Estiro las piernas; me aflojo la corbata docta. Observo que el candelabro ha rendido su soporte a la cera derretida. ¿Cuándo se rebajó a esa condición? En un intermedio de incredulidad, le pregunto: ¿estás enterado? De modo evidente —creo— no hay respuesta. Sin embargo, un inefable alivio me sirve de apoyo y me ayuda a cercenar la falta de convicción que intenta arroparme. ¿Nunca estorba el saber? La perplejidad no me pondera. Aquel que está encargado de ofuscarme y detenerme ronda por las cercanías. Mientras tanto echo mano de los cuentos selectos de Edgar Allan Poe y me pongo a releer, con masoquista fruición, “El pozo y el péndulo”.

 

Domingo

En el día del dominio adopto un aire de preceptor, una especie de contrapeso para balancear el derecho a rogar preces. Los hechos que se iniciaron fueron ramos lanzados a las calles por la pasión de los volcánicos. La domesticidad ha estado perdiendo sus fueros con alarmante celeridad.

Menos plena es la predicación de los farsantes, religiosos o no. Su cruzada me lleva a ser indolente, a restringir sus secuelas para cuidar mi estado de máxima atención. En favor de una o ambas capacidades de discernimiento suspendo toda posibilidad de indulgencia.

Los portadores de abusos han establecido un régimen sucesorio, mediante el cual se entregan a lo que ellos denominan su “legitimidad”. No me supedito a la validez de ese “contrato”. Después del fallecimiento de los abusadores donaré papeles viejos para envolver su memoria.

Variedades de dementes, de traqueadores del verbo, pululan desde el amanecer hasta la caída ingrata del astro rey y con la ordinariez de que son dignos, se dedican a golpear puertas, rasguñar ventanas, vociferar aleluyas y lanzar panfletos por doquier. Mis perros no les consienten los vicios y al no más olfatearlos, la emprenden a tenaces ladridos contra ellos. Yo espío por las celosías y me irrigo el semblante de satisfacción y usufructo. Ante los canes soy quien valida la osadía.
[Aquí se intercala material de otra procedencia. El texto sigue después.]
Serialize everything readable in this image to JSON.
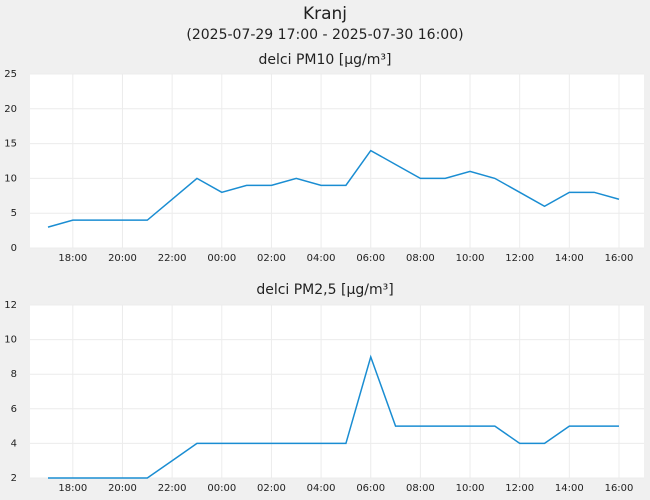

Una soberana hablachenta se instala, de preferencia, frente a mi portal. Sus palabras se reducen a un galimatías que aspira a justificar la ignominia que nos atosiga de sol a sol. La interfecta gesticula, se contorsiona, asume un papel de esforzada heroína, de paladín hembra de la pobrería. Por suerte, Guy de Maupassant me acerca su cuento “La loca” y revierte el sino.